Idempotency Window Expiry
Don't cache forever. Set expiry windows.
// Short window for sensitive operations (transfers, deletes)
const SENSITIVE_TTL = 3600; // 1 hour
// Longer window for expensive operations (summaries, embeddings)
const EXPENSIVE_TTL = 86400; // 24 hours
// Very short window for high-volume operations
const HIGH_VOLUME_TTL = 60; // 1 minute
async function cacheResponse(idempotencyKey, response, type) {
let ttl;
switch (type) {
case 'transfer':
case 'delete':
ttl = SENSITIVE_TTL;
break;
case 'summarize':
case 'embed':
ttl = EXPENSIVE_TTL;
break;
case 'search':
case 'list':
ttl = HIGH_VOLUME_TTL;
break;
default:
ttl = 3600;
}
await redis.setex(
`idempotency:${idempotencyKey}`,
ttl,
JSON.stringify(response)
);
}
Longer windows for expensive operations (they cost money, avoid recompute). Shorter windows for fast operations (save cache space).
Testing Idempotent AI Endpoints
Test that endpoints handle retries correctly.
async function testIdempotency() {
const idempotencyKey = uuidv4();
// First request
const response1 = await fetch('/api/generate', {
method: 'POST',
headers: { 'Idempotency-Key': idempotencyKey },
body: JSON.stringify({ prompt: 'Hello' })
});
const data1 = await response1.json();
const timestamp1 = response1.headers.get('X-Original-Request-Time');
// Retry with same key
const response2 = await fetch('/api/generate', {
method: 'POST',
headers: { 'Idempotency-Key': idempotencyKey },
body: JSON.stringify({ prompt: 'Hello' })
});
const data2 = await response2.json();
// Verify identical responses
assert.deepEqual(data1, data2);
assert.equal(response2.headers.get('X-From-Cache'), 'true');
assert.equal(response1.status, 200);
assert.equal(response2.status, 200);
// Verify only charged once
const costs = await db.costs.find({ idempotencyKey });
assert.equal(costs.length, 1);
}
// Test different prompt with same key should still return cached response
async function testIdempotencyKeyIgnoresBody() {
const idempotencyKey = uuidv4();
// First request
await fetch('/api/generate', {
method: 'POST',
headers: { 'Idempotency-Key': idempotencyKey },
body: JSON.stringify({ prompt: 'Hello' })
});
// Retry with different prompt, same key
const response = await fetch('/api/generate', {
method: 'POST',
headers: { 'Idempotency-Key': idempotencyKey },
body: JSON.stringify({ prompt: 'Goodbye' }) // Different
});
const data = await response.json();
// Should still return response from first request (Hello)

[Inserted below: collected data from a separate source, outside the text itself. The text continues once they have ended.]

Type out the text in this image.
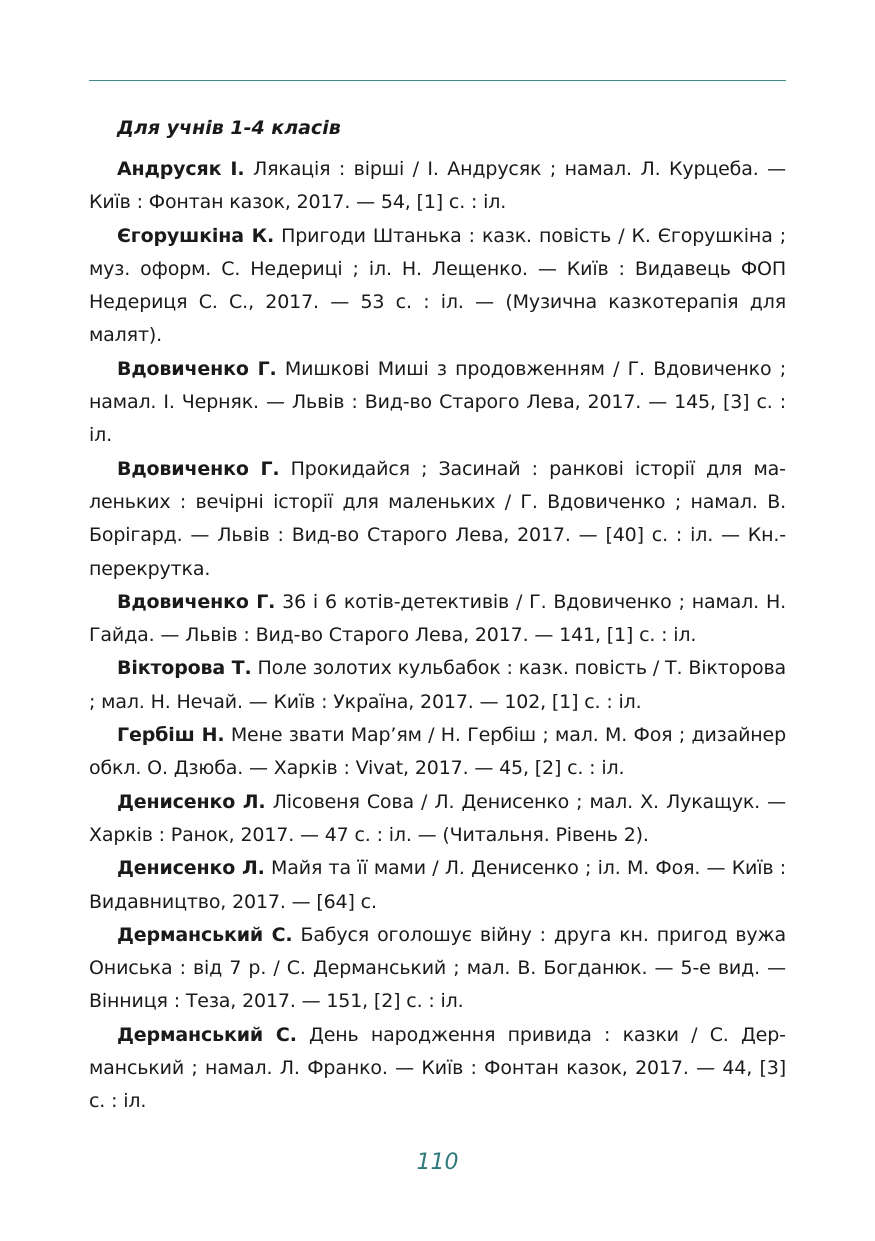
Для учнів 1-4 класів

Андрусяк І. Лякація : вірші / І. Андрусяк ; намал. Л. Курцеба. — Київ : Фонтан казок, 2017. — 54, [1] с. : іл.

Єгорушкіна К. Пригоди Штанька : казк. повість / К. Єгорушкіна ; муз. оформ. С. Недериці ; іл. Н. Лещенко. — Київ : Видавець ФОП Недериця С. С., 2017. — 53 с. : іл. — (Музична казкотерапія для малят).

Вдовиченко Г. Мишкові Миші з продовженням / Г. Вдовиченко ; намал. І. Черняк. — Львів : Вид-во Старого Лева, 2017. — 145, [3] с. : іл.

Вдовиченко Г. Прокидайся ; Засинай : ранкові історії для маленьких : вечірні історії для маленьких / Г. Вдовиченко ; намал. В. Борігард. — Львів : Вид-во Старого Лева, 2017. — [40] с. : іл. — Кн.-перекрутка.

Вдовиченко Г. 36 і 6 котів-детективів / Г. Вдовиченко ; намал. Н. Гайда. — Львів : Вид-во Старого Лева, 2017. — 141, [1] с. : іл.

Вікторова Т. Поле золотих кульбабок : казк. повість / Т. Вікторова ; мал. Н. Нечай. — Київ : Україна, 2017. — 102, [1] с. : іл.

Гербіш Н. Мене звати Мар’ям / Н. Гербіш ; мал. М. Фоя ; дизайнер обкл. О. Дзюба. — Харків : Vivat, 2017. — 45, [2] с. : іл.

Денисенко Л. Лісовеня Сова / Л. Денисенко ; мал. Х. Лукащук. — Харків : Ранок, 2017. — 47 с. : іл. — (Читальня. Рівень 2).

Денисенко Л. Майя та її мами / Л. Денисенко ; іл. М. Фоя. — Київ : Видавництво, 2017. — [64] с.

Дерманський С. Бабуся оголошує війну : друга кн. пригод вужа Ониська : від 7 р. / С. Дерманський ; мал. В. Богданюк. — 5-е вид. — Вінниця : Теза, 2017. — 151, [2] с. : іл.

Дерманський С. День народження привида : казки / С. Дерманський ; намал. Л. Франко. — Київ : Фонтан казок, 2017. — 44, [3] с. : іл.

110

assert.equal(response.headers.get('X-From-Cache'), 'true');
}
Test that idempotent endpoints survive retries, duplicates, and different bodies with same key.
Checklist
- Clients send
Idempotency-Keyheader on state-changing requests - Server checks Redis for cached response before processing
- Responses cached with TTL based on operation type
- Replayed responses marked with
X-From-Cacheheader - Tool calls deduplicated by tool call ID
- Database upserts used for AI-generated content
- Webhooks deduplicated at both Redis and database layers
- Idempotency window TTL longer for expensive operations
- Cost recorded once per idempotency key, not per attempt
- Idempotent endpoints tested in CI/CD
Conclusion
Idempotency is about safety: retries shouldn't have side effects. Implement it at two levels: cache checks in Redis (fast) and database deduplication (durable). Test relentlessly. The cost of a duplicate LLM call or a duplicate transfer is higher than the cost of caching.